I t was a good year for Steve Cohen. If and when he decides to retire from Congress, he deserves a (blue) Chair of Political Excellence at some university. After he turned 50, Cohen reinvented himself from a veteran state senator in a safe Midtown enclave into a white guy representing the majority-black Ninth Congressional District. In November, Cohen, now 65, was overwhelmingly reelected while fellow Democrats near and far got whipped. Sure, incumbency is an advantage, but Cohen has now beaten four credible black challengers in Democratic primaries, including Ricky Wilkins this year. Say what you will, he is obviously doing something right. It was a bad year for democracy. Voter turnout, according to The New York Times, fell to a 72-year low in November’s mid-term elections. Tennessee ranked fifth from the bottom, at 29 percent. It was a bad year for plagiarism. Plagiarism is stealing someone else’s work without giving them credit. Some nerdy politicians and nerdy Internet sleuths have used plagiarism charges to smear people they don’t like. In the Tennessee Senate race, BuzzFeed charged that Democrat Gordon Ball plagiarized some boilerplate language about fiscal discipline in a position paper in his campaign against Lamar Alexander. The Commercial Appeal seconded the motion in a lazy column based on BuzzFeed. Boilerplate is not plagiarism. It is petty bull-poo. And THAT sentence is plagiarism, because I stole it from Washington Post columnist Gene Weingarten. It was a good year, sort of, for bicycles. Bikes used to be about fun and childhood. Look, Ma, no hands. Put a playing card in your spokes, flip your handlebars, ride off to nowhere in particular just because. Now bicycles and bicycle lanes are deadly serious stuff. Millions of dollars are being spent to build a bike and pedestrian bridge to West Memphis. Advocates invoke city-planning theorists and obscure Italian Communists in passionate blogs and in newspaper columns. Opponents write heavy tomes about “gentrification” and urban demographics. Traffic lanes are taken over. Neighbors get upset. Memphis architect Frank Ricks told me he has never heard such mean, angry comments as he heard at a public hearing on Riverside Drive, which is ground zero for bike-driven change.
It was a bad year for testing. Three things were bound to happen when Tennessee jumped on the school-testing bandwagon years ago: teachers would teach to the test; some of them would find a way to cheat; and some have-nots would make really low scores. All of this has now come to be. The Tennessee Report Card is widely publicized and testing advocates, also known as “reformers” for no good reason, are in control of the Tennessee Department of Education, the U.S. Department of Education, the Gates Foundation, and the Shelby County School System. The surest way to raise scores is to discourage low-scoring students from taking the test at all. Graduation rate is no guarantee of college readiness. Two years after being visited and praised by President Barack Obama, Booker T. Washington High School has seen its enrollment fall below 400 and its average ACT composite score fall to a district-low 13.7.
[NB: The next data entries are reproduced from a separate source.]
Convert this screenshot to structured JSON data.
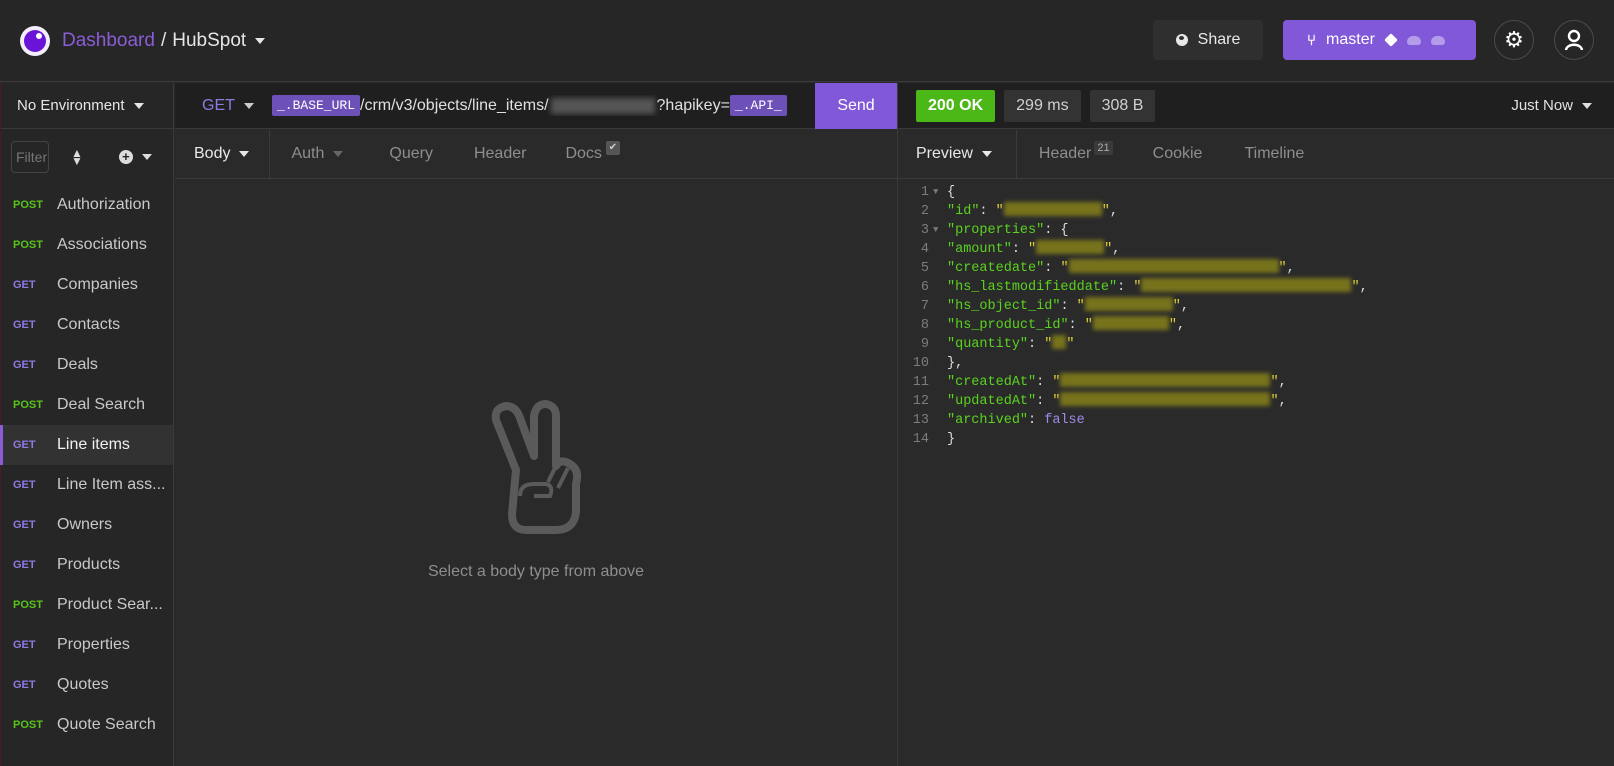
{
  "header": {
    "breadcrumb_root": "Dashboard",
    "breadcrumb_separator": "/",
    "project": "HubSpot",
    "share_label": "Share",
    "branch_label": "master",
    "icons": [
      "app-logo-icon",
      "globe-icon",
      "git-branch-icon",
      "cube-icon",
      "cloud-pull-icon",
      "cloud-push-icon",
      "gear-icon",
      "user-icon"
    ]
  },
  "sidebar": {
    "environment": "No Environment",
    "filter_placeholder": "Filter",
    "requests": [
      {
        "method": "POST",
        "name": "Authorization",
        "active": false
      },
      {
        "method": "POST",
        "name": "Associations",
        "active": false
      },
      {
        "method": "GET",
        "name": "Companies",
        "active": false
      },
      {
        "method": "GET",
        "name": "Contacts",
        "active": false
      },
      {
        "method": "GET",
        "name": "Deals",
        "active": false
      },
      {
        "method": "POST",
        "name": "Deal Search",
        "active": false
      },
      {
        "method": "GET",
        "name": "Line items",
        "active": true
      },
      {
        "method": "GET",
        "name": "Line Item ass...",
        "active": false
      },
      {
        "method": "GET",
        "name": "Owners",
        "active": false
      },
      {
        "method": "GET",
        "name": "Products",
        "active": false
      },
      {
        "method": "POST",
        "name": "Product Sear...",
        "active": false
      },
      {
        "method": "GET",
        "name": "Properties",
        "active": false
      },
      {
        "method": "GET",
        "name": "Quotes",
        "active": false
      },
      {
        "method": "POST",
        "name": "Quote Search",
        "active": false
      }
    ]
  },
  "request": {
    "method": "GET",
    "url_var1": "_.BASE_URL",
    "url_path": "/crm/v3/objects/line_items/",
    "url_query": "?hapikey=",
    "url_var2": "_.API_",
    "send_label": "Send",
    "tabs": [
      "Body",
      "Auth",
      "Query",
      "Header",
      "Docs"
    ],
    "empty_message": "Select a body type from above"
  },
  "response": {
    "status": "200 OK",
    "time": "299 ms",
    "size": "308 B",
    "history": "Just Now",
    "tabs": [
      "Preview",
      "Header",
      "Cookie",
      "Timeline"
    ],
    "header_count": "21",
    "json_lines": [
      {
        "n": "1",
        "fold": true
      },
      {
        "n": "2",
        "key": "id"
      },
      {
        "n": "3",
        "key": "properties",
        "fold": true
      },
      {
        "n": "4",
        "key": "amount"
      },
      {
        "n": "5",
        "key": "createdate"
      },
      {
        "n": "6",
        "key": "hs_lastmodifieddate"
      },
      {
        "n": "7",
        "key": "hs_object_id"
      },
      {
        "n": "8",
        "key": "hs_product_id"
      },
      {
        "n": "9",
        "key": "quantity"
      },
      {
        "n": "10"
      },
      {
        "n": "11",
        "key": "createdAt"
      },
      {
        "n": "12",
        "key": "updatedAt"
      },
      {
        "n": "13",
        "key": "archived",
        "value": "false"
      },
      {
        "n": "14"
      }
    ]
  }
}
It was a bad year for wine merchants. In a year or so, wine will be available in grocery stores in Memphis and some other parts of Tennessee that approved a referendum. I voted against it because I think wine should only be available in grocery stores in places where I don’t live but like to visit, such as Nashville and Destin and Montana. In Memphis, Buster’s and Joe’s and Arthur’s and others are good employers, faithful advertisers, and generous go-to sponsors for lots of us.
And it was a bad year for the future of the Internet. In November, the Huffington Post ran a “story” predicting that Kim Kardashian would “definitely break the Internet” with an upcoming magazine photo shoot that includes a picture of her balancing a glass of champagne on her butt. Which leaves us to ask, if this is really true, would that be such a bad thing?